UTC by Sanaa Sharma · 3 min read
Bitcoin Whitepaper Removed by Apple from Recent MacOS Beta
Photo: Shutterstock

The whitepaper previously was in a folder in the Image Capture application along with several other random files like PDFs and Images.

The world’s largest tech firm Apple has quietly cleared the Bitcoin white paper from the recent beta version of its operating system upgrade. On April 25th, the Apple-centric news site 9to5Mac claimed that the company had removed a test scanner application called Virtual Scanner II in the recent MacOS Ventura 13.4 beta, and consequently, the Bitcoin white paper vanished.

Several hidden files in MacOS will not open without some particular user action. Previously, Satoshi Nakamoto‘s Bitcoin whitepaper was present in the test scanner application, but the reason for the whitepaper’s location wasn’t known.

The presence of the whitepaper means that it was used as a convenient test file of a small size. The developer creating the test application could have been a Bitcoin investor who added it as a joke.

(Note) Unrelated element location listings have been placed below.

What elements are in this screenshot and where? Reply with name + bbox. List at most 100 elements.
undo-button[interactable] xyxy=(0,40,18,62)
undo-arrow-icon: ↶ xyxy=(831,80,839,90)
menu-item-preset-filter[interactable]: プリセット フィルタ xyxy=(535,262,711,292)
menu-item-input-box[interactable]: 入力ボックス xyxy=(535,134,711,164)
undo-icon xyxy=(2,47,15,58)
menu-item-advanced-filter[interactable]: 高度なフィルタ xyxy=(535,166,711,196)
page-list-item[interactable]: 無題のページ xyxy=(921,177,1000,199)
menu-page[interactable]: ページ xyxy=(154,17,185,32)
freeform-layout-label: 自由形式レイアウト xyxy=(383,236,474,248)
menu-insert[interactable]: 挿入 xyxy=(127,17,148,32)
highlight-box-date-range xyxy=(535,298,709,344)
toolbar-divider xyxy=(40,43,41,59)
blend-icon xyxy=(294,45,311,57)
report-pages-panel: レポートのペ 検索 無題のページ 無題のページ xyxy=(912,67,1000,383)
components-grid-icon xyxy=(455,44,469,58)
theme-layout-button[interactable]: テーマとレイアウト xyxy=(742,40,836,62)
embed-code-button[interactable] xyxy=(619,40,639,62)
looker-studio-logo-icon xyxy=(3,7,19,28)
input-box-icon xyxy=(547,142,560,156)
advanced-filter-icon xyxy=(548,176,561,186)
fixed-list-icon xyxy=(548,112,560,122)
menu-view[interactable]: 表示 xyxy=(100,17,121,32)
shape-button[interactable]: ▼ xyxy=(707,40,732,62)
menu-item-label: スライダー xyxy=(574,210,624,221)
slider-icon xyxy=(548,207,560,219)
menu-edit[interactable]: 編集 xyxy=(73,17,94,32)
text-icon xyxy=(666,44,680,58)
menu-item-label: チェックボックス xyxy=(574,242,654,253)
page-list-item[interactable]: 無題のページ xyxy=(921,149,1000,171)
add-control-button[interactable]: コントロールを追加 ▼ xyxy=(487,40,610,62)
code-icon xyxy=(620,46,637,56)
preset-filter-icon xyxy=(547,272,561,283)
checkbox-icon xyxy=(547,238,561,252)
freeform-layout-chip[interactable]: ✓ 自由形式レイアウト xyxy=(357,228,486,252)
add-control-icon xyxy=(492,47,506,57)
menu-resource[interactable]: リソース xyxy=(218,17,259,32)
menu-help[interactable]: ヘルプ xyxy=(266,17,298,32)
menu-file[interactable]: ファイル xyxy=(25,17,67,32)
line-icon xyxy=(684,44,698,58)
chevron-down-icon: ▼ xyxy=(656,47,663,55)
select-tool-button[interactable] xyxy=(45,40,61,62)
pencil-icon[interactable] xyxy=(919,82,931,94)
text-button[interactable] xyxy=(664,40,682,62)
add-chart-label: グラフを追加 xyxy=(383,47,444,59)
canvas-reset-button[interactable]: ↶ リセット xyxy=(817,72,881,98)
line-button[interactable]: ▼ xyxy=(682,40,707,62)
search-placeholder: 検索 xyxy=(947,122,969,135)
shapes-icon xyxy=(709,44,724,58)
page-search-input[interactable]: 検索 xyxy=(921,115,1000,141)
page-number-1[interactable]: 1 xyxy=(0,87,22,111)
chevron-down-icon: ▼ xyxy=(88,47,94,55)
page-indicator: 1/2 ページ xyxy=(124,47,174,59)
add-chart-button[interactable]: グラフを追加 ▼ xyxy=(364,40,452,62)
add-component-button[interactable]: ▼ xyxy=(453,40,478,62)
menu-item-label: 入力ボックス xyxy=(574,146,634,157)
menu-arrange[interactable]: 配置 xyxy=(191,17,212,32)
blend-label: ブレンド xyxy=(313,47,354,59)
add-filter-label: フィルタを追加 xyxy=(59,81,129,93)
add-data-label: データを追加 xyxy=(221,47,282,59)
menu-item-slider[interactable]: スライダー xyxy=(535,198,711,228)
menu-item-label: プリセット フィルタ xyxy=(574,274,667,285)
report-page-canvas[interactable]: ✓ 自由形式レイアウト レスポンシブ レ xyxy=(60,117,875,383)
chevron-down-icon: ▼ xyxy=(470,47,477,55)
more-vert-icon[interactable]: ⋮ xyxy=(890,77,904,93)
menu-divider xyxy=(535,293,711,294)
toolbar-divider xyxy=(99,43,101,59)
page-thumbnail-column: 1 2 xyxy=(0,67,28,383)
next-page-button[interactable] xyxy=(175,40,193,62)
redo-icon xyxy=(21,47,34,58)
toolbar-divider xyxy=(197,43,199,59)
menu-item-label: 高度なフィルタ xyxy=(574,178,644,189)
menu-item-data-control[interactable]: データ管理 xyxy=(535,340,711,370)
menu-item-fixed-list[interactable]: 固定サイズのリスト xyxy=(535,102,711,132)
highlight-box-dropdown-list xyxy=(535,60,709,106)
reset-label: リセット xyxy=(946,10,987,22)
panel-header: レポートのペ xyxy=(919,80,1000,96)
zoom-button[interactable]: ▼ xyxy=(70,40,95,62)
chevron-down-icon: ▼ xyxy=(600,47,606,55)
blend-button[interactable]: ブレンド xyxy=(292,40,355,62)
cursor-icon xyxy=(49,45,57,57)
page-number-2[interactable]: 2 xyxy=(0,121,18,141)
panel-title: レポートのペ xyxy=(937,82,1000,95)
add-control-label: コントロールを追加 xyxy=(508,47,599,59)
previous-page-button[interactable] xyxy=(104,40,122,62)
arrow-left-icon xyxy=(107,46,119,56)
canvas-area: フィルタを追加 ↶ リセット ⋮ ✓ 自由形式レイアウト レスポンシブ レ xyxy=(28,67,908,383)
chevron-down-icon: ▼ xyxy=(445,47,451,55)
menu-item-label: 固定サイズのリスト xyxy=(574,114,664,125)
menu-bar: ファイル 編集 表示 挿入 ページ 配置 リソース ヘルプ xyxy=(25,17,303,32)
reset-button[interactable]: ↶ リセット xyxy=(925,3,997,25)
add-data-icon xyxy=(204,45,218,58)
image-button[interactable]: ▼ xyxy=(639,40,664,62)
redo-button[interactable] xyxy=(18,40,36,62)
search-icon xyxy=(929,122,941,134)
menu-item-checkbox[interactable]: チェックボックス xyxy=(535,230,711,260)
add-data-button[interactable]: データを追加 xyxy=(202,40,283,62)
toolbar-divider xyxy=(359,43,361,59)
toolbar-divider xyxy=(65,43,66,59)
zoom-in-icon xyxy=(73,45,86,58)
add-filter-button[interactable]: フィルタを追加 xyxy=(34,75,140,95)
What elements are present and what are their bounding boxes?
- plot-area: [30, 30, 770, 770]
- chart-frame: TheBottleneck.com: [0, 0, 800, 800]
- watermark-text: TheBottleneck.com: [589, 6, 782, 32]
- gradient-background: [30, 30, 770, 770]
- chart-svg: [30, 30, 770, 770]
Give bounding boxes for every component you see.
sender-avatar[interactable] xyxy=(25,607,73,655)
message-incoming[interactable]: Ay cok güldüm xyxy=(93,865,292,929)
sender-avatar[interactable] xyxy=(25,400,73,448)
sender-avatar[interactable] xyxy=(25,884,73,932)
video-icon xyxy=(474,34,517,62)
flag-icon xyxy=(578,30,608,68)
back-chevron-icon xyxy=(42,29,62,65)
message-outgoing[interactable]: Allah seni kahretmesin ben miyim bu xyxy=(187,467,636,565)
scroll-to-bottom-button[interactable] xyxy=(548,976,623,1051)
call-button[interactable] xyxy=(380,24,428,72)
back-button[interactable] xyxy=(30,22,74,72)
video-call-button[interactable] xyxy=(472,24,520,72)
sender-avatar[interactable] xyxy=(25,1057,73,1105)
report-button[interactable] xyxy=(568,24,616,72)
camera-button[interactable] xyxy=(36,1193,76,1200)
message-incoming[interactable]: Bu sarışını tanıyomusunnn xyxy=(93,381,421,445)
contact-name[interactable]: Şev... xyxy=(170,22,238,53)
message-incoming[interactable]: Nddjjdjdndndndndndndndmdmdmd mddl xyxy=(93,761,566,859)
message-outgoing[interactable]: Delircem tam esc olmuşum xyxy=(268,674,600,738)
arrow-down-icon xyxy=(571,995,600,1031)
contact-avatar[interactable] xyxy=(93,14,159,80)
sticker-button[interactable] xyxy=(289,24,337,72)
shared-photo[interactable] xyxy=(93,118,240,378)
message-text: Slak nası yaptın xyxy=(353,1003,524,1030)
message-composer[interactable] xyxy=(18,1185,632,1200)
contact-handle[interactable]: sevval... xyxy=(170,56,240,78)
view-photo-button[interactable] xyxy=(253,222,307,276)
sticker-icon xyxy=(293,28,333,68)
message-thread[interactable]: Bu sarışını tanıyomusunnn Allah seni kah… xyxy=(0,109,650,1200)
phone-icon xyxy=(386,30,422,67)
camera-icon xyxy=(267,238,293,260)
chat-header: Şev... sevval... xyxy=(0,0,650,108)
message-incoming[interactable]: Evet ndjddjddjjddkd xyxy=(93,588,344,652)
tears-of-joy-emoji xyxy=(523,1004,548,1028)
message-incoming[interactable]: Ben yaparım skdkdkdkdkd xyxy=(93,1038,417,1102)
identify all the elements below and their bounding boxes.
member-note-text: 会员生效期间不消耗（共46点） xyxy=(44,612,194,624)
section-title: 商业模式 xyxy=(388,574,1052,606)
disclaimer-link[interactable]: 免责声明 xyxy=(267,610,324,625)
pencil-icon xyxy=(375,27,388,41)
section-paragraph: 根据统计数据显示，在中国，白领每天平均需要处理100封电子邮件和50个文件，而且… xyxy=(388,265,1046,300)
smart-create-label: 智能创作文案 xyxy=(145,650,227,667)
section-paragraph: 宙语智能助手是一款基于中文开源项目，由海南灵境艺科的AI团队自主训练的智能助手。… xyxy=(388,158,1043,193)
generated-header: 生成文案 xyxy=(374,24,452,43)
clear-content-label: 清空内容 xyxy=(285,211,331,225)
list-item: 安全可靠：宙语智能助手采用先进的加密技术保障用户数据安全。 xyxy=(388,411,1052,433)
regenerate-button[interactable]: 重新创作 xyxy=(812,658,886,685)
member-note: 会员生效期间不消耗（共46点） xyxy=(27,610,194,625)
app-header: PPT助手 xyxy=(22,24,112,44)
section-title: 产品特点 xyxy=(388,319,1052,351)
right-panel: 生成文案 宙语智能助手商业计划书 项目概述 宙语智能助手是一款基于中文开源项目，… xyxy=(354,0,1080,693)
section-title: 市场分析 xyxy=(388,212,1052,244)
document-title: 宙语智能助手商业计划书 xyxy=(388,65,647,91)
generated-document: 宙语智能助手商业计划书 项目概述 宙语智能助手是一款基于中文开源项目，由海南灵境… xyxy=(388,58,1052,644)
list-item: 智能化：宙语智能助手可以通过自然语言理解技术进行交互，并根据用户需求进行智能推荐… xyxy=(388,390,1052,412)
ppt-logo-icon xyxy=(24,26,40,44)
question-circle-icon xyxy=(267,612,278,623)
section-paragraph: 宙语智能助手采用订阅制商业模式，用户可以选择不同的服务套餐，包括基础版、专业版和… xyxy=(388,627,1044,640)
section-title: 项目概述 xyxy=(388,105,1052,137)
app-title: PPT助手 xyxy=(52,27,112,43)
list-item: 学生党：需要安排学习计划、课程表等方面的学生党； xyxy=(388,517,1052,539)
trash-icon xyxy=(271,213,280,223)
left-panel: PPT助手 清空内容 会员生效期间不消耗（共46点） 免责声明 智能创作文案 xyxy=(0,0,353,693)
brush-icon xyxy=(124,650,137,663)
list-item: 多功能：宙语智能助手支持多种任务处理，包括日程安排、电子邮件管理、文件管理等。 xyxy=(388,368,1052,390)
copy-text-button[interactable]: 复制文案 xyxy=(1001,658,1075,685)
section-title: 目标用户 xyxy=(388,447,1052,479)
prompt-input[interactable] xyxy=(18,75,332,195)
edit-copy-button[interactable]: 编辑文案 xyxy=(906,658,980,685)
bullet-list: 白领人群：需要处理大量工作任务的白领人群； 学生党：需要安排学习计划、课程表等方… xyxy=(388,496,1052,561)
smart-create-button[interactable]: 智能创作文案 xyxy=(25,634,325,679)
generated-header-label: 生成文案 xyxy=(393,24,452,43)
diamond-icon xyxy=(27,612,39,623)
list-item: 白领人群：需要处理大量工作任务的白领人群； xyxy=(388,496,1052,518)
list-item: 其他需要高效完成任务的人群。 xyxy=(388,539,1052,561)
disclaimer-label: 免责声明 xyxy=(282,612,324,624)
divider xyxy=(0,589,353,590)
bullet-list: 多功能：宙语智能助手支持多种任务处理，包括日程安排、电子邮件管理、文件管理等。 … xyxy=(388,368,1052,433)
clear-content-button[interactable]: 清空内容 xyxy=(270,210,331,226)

According to Cointelegraph, a blog post from technologist, Andy Baio disclosed that a PDF copy of Satoshi Nakamoto’s Bitcoin white paper PDF was sent around with every version of MacOS for the last five years.

While this could be attributed to just a joke among the Apple engineers, there are, however, crazier conspiracy theories, like the one where Apple co-founder Steve Jobs actually disguising as Satoshi Nakamoto. However, Apple has now decided to stop carrying on the joke and removed the document from the latest version.

The whitepaper was in a folder in the Image Capture application along with several other random files like PDFs and Images. According to 9to5Mac, this can also mean that the Bitcoin white paper along with its internal tools was never meant to be discovered by customers. The likely explanation is that the engineers in the past did not trouble themselves in removing it as the public release of MacOS did not comprise any sensitive information.

A California court ruling said that Apple violated state competition laws by barring app developers from using alternative in-app payment methods apart from its own, which includes a 30% commission. The court’s decision has made it easy for the cryptocurrency and NFT project undertakings to include more functionality in their iOS applications.

On April 24th, the United States Court of Appeals for the Ninth Circuit in the case of Apple v/s Epic Games, upheld the verdict of the lower court from 2021, claiming that Apple’s anti-steering provision assaulted Epic Games. The anti-steering provision is an Apply policy claiming that iOS developers cannot interact with out-of-app methods via specific mechanisms like in-app links.

The policy raised the costs of Epic’s applications that are present on Apple’s App Store and disallowed other application users from becoming Epic Games users.